It has now been a year since I met my twinflame, see 25 was 42. It was a pure feeling of love that I could not explain, I had never felt as intense a feeling as someone said. We found it very well together and were drawn to each other like magnets. We liked the mutual attention we gave each other and we wanted that too. The emotional bond between the two of us was very strong. We instinctively understood each other. Yet we were two unique different people with their own unique qualities, tastes of interests and lifestyles, and yet we immensely enjoyed each other’s company, trying to invent everything in the workplace just to be together, and putting each other in a happy mood and made each other laugh and we felt very open, loose and jovial around us.

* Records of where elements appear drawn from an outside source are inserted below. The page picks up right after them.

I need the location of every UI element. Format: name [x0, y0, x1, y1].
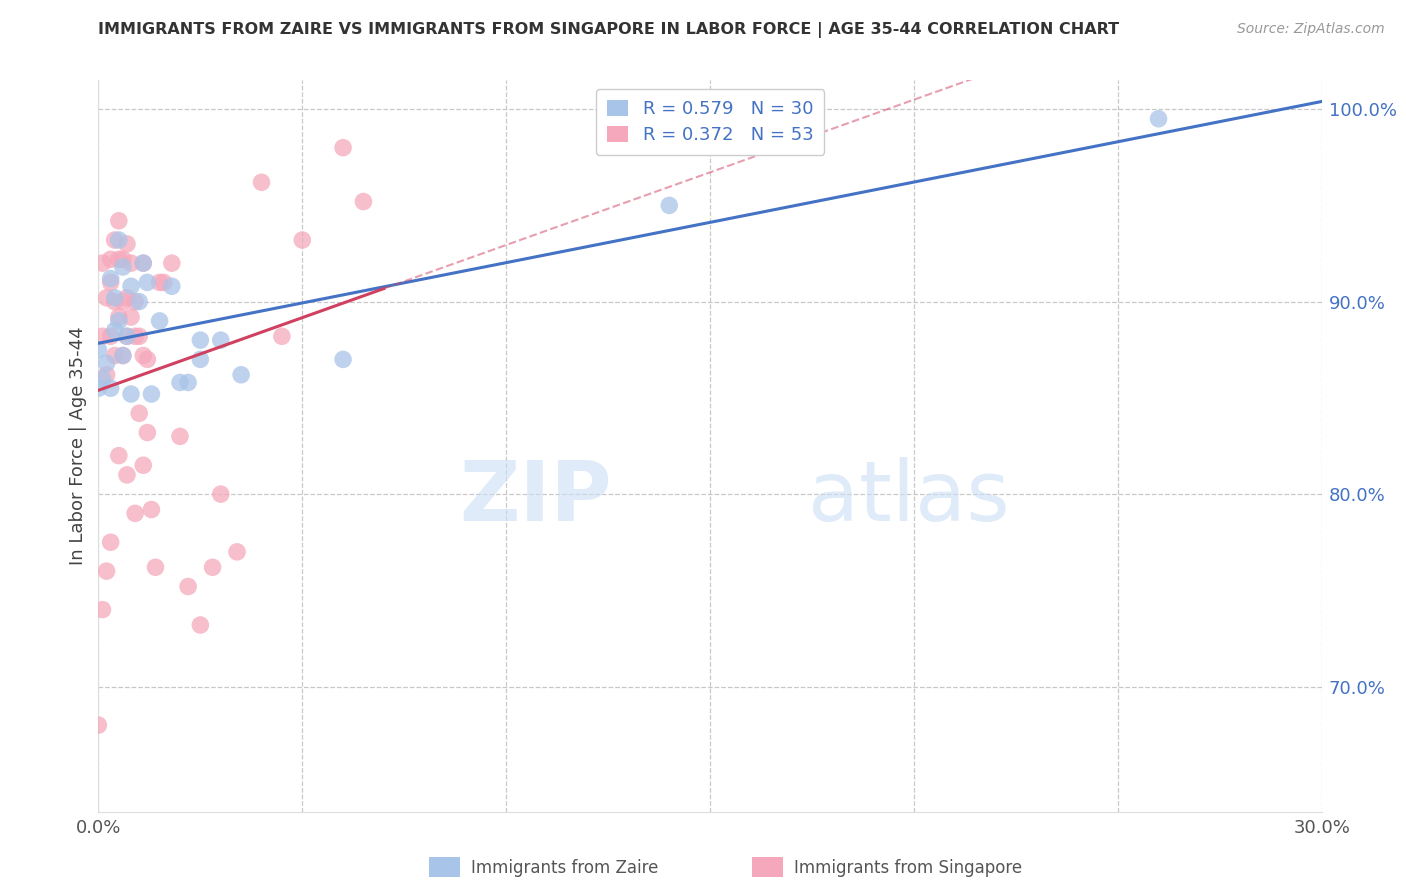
Point	[120, 310, 142, 324]
Point	[201, 560, 224, 574]
Point	[149, 276, 172, 290]
Point	[177, 580, 200, 594]
Point	[226, 545, 249, 559]
Point	[141, 502, 163, 516]
Point	[120, 256, 142, 270]
Point	[100, 276, 122, 290]
Point	[124, 507, 146, 521]
Point	[124, 294, 146, 309]
Text: Immigrants from Zaire: Immigrants from Zaire	[471, 859, 658, 877]
Point	[115, 236, 138, 251]
Point	[96, 356, 118, 370]
Point	[136, 425, 159, 440]
Point	[132, 458, 155, 473]
Point	[115, 329, 138, 343]
Point	[352, 194, 374, 209]
Point	[87, 718, 110, 732]
Point	[132, 256, 155, 270]
Point	[160, 279, 183, 293]
Point	[91, 256, 114, 270]
Point	[115, 329, 138, 343]
Point	[111, 294, 134, 309]
Y-axis label: In Labor Force | Age 35-44: In Labor Force | Age 35-44	[69, 326, 87, 566]
Point	[270, 329, 294, 343]
Point	[169, 376, 191, 390]
Point	[291, 233, 314, 247]
Point	[1147, 112, 1170, 126]
Legend: R = 0.579   N = 30, R = 0.372   N = 53: R = 0.579 N = 30, R = 0.372 N = 53	[596, 89, 824, 154]
Point	[188, 352, 212, 367]
Point	[188, 333, 212, 347]
Text: Source: ZipAtlas.com: Source: ZipAtlas.com	[1237, 22, 1385, 37]
Point	[100, 271, 122, 285]
Point	[136, 276, 159, 290]
Point	[108, 233, 131, 247]
Point	[132, 256, 155, 270]
Point	[100, 252, 122, 267]
Text: IMMIGRANTS FROM ZAIRE VS IMMIGRANTS FROM SINGAPORE IN LABOR FORCE | AGE 35-44 CO: IMMIGRANTS FROM ZAIRE VS IMMIGRANTS FROM…	[98, 22, 1119, 38]
Point	[96, 291, 118, 305]
Point	[149, 314, 172, 328]
Text: ZIP: ZIP	[460, 457, 612, 538]
Point	[188, 618, 212, 632]
Point	[104, 349, 127, 363]
Point	[111, 260, 134, 274]
Point	[91, 602, 114, 616]
Point	[141, 387, 163, 401]
Text: atlas: atlas	[808, 457, 1010, 538]
Point	[145, 560, 167, 574]
Point	[169, 429, 191, 443]
Point	[124, 329, 146, 343]
Point	[100, 535, 122, 549]
Point	[96, 564, 118, 578]
Point	[104, 233, 127, 247]
Point	[160, 256, 183, 270]
Point	[115, 467, 138, 482]
Point	[96, 368, 118, 382]
Point	[111, 349, 134, 363]
Point	[108, 252, 131, 267]
Point	[108, 214, 131, 228]
Point	[177, 376, 200, 390]
Point	[104, 324, 127, 338]
Point	[231, 368, 253, 382]
Point	[104, 291, 127, 305]
Point	[100, 329, 122, 343]
Point	[209, 487, 232, 501]
Point	[100, 381, 122, 395]
Point	[332, 141, 354, 155]
Point	[111, 349, 134, 363]
Point	[108, 449, 131, 463]
Point	[332, 352, 354, 367]
Point	[87, 381, 110, 395]
Point	[152, 276, 174, 290]
Point	[120, 387, 142, 401]
Point	[250, 175, 273, 189]
Point	[136, 352, 159, 367]
Point	[128, 406, 150, 420]
Point	[115, 291, 138, 305]
Point	[132, 349, 155, 363]
Point	[91, 371, 114, 385]
Point	[108, 314, 131, 328]
Point	[108, 310, 131, 324]
Point	[128, 329, 150, 343]
Point	[120, 279, 142, 293]
Point	[91, 329, 114, 343]
Point	[658, 198, 681, 212]
Point	[209, 333, 232, 347]
Point	[87, 343, 110, 357]
Point	[128, 294, 150, 309]
Point	[104, 294, 127, 309]
Point	[111, 252, 134, 267]
Text: Immigrants from Singapore: Immigrants from Singapore	[794, 859, 1022, 877]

We also shared a strong sense of sympathy and shared idealism (mutual acceptance). But at some point the rejection and attraction started, which gave us both a deep emotional rotten feeling inside. I then began to understand that I was looking at myself, and that this was a learning process, and we had to learn something from each other, because we were pulling out of each other’s deepest, hidden feelings, drives, needs, and ambitions. .
Uncovering our inner needs and desires is probably a reason for both of us to make some important changes in personality and communication, we share a deep, inner bond; this is not a light or superficial bond!
Rejecting and attracting is going very fast now, and I think letting go of each other is in sight, I hope, because you are going through hell with your feelings.